A chromatin structure based model accurately predicts DNA replication timing in human cells

TL;DR

This study presents a chromatin-based mechanistic model that accurately predicts DNA replication timing in human cells, highlighting the role of DNase hypersensitive sites and emergent properties of the replication program.

Contribution

The paper introduces a novel, biologically relevant model that predicts human DNA replication timing using chromatin features and minimal parameters, without requiring explicit regulatory sequences.

Findings

Model predicts replication timing with high accuracy.

DNase hypersensitive sites are key determinants of initiation.

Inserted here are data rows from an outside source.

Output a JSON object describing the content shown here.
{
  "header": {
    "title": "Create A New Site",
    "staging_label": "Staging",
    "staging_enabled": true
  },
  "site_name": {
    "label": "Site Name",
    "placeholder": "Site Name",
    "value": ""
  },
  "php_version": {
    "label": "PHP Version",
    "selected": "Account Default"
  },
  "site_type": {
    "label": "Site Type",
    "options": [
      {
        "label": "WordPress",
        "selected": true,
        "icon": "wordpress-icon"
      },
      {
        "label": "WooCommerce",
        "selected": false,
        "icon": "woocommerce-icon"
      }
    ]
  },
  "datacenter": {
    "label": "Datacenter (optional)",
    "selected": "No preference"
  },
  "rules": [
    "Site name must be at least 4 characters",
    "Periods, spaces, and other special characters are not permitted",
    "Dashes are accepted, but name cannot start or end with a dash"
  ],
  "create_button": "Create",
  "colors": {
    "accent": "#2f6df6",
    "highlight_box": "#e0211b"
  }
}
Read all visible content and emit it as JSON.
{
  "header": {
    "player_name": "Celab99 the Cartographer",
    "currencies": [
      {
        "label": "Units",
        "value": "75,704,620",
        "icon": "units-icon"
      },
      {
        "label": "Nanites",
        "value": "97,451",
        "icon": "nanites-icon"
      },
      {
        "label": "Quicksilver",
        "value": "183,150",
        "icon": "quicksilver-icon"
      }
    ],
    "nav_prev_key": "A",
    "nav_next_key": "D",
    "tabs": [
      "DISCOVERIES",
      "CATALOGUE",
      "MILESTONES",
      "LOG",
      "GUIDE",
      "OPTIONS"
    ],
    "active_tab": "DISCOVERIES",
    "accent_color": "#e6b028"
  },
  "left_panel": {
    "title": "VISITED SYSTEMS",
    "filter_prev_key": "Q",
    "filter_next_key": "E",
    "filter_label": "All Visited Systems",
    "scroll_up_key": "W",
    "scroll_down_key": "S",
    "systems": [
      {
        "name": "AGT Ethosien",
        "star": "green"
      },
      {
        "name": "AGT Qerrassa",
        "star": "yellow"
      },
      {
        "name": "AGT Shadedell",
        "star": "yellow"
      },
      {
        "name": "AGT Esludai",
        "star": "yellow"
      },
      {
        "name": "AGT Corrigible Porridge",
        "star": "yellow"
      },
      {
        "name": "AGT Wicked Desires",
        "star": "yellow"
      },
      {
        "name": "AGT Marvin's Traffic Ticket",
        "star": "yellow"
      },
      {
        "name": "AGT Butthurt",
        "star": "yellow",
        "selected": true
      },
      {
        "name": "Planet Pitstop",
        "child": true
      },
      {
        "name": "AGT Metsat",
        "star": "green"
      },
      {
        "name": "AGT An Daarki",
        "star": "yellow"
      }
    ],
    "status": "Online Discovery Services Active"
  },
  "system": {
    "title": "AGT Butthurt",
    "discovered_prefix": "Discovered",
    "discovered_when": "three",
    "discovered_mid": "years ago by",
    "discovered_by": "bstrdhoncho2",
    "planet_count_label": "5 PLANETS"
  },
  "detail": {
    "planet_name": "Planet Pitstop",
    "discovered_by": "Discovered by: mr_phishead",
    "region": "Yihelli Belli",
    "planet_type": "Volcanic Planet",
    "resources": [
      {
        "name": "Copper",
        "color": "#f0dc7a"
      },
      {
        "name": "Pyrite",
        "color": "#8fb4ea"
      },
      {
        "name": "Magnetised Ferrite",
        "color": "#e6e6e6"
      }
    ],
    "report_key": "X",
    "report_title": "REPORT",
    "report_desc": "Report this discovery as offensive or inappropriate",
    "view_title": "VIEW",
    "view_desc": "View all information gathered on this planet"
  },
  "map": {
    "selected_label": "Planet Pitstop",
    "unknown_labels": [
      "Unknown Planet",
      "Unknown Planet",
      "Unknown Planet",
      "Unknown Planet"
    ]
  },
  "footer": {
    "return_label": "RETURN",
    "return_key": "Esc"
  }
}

Replication timing emerges without a specific regulatory sequence.

Abstract

The metazoan genome is replicated in precise cell lineage specific temporal order. However, the mechanism controlling this orchestrated process is poorly understood as no molecular mechanisms have been identified that actively regulate the firing sequence of genome replication. Here we develop a mechanistic model of genome replication capable of predicting, with accuracy rivaling experimental repeats, observed empirical replication timing program in humans. In our model, replication is initiated in an uncoordinated (time-stochastic) manner at well-defined sites. The model contains, in addition to the choice of the genomic landmark that localizes initiation, only a single adjustable parameter of direct biological relevance: the number of replication forks. We find that DNase hypersensitive sites are optimal and independent determinants of DNA replication initiation. We demonstrate that the DNA replication timing program in human cells is a robust emergent phenomenon that, by its very nature, does not require a regulatory mechanism determining a proper replication initiation firing sequence.